Tom Knox - "Sekret Genezis", czyli międzynarodowe prawa show-biznesu

Michał Toczyski | Warto wiedzieć więcej

Książka przeczytana tak jak trzeba – od deski do deski, kartka A4 z wrażeniami i przemyśleniami z jej czytania – jest, pozostaje tylko usiąść, napisać śliczną recenzję i można zabrać się do kolejnego zadania. Tak sielankowo chyba jednak nie będzie…

,,Na spalonej słońcem pustyni we wschodniej Turcji archeolodzy odkrywają najstarszy kompleks sakralny świata, pochodzący sprzed dwunastu tysięcy lat. W trakcie prac okazuje się, że to niezwykłe miejsce zostało celowo zakopane przed dziesięcioma tysiącami lat. Kto to zrobił i dlaczego?
W tym samym czasie w Wielkiej Brytanii dochodzi do serii brutalnych zabójstw przypominających rytualne mordy, z jakich słynęły niektóre starożytne cywilizacje.

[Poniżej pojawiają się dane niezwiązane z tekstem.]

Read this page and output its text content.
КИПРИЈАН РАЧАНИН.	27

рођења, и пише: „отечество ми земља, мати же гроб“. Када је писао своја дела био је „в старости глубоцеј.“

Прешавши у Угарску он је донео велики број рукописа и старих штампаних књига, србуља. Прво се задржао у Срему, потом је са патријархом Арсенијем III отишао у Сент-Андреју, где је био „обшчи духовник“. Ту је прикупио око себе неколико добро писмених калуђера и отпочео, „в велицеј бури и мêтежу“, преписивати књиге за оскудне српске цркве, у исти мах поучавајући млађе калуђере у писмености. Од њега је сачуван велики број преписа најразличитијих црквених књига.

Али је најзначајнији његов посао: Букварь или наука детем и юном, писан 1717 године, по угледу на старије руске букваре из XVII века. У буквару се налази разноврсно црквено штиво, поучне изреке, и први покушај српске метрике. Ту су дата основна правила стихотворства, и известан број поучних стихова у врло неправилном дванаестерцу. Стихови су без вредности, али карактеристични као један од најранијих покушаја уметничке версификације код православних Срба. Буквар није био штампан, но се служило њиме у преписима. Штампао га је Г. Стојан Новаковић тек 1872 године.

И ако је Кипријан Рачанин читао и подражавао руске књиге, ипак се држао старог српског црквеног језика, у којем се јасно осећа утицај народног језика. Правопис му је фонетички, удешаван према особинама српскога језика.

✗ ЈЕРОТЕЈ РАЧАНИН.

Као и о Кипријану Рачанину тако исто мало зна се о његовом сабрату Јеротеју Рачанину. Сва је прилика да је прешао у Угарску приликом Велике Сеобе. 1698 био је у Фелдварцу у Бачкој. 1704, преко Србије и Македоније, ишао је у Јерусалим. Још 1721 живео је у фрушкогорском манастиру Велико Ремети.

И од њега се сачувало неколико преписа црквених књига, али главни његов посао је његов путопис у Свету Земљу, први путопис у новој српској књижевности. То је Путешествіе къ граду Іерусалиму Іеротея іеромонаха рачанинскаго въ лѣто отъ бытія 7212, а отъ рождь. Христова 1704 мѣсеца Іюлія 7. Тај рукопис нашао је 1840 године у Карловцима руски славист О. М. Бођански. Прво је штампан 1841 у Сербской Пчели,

Tylko jeden człowiek zna sekret – sekret tak szokujący, że może zagrozić strukturze społecznej całej ludzkości – i nie cofnie się przed niczym, żeby zniszczyć dowody, zanim ujrzą światło dzienne.

Prowadząc akcję od zamków Irlandii po wymarłe pustkowia Kurdystanu, Tom Knox po mistrzowsku splata autentyczny materiał historyczny, teorie naukowe i biblijne tajemnice w elektryzującą opowieść, która trzyma w napięciu od pierwszej do ostatniej strony.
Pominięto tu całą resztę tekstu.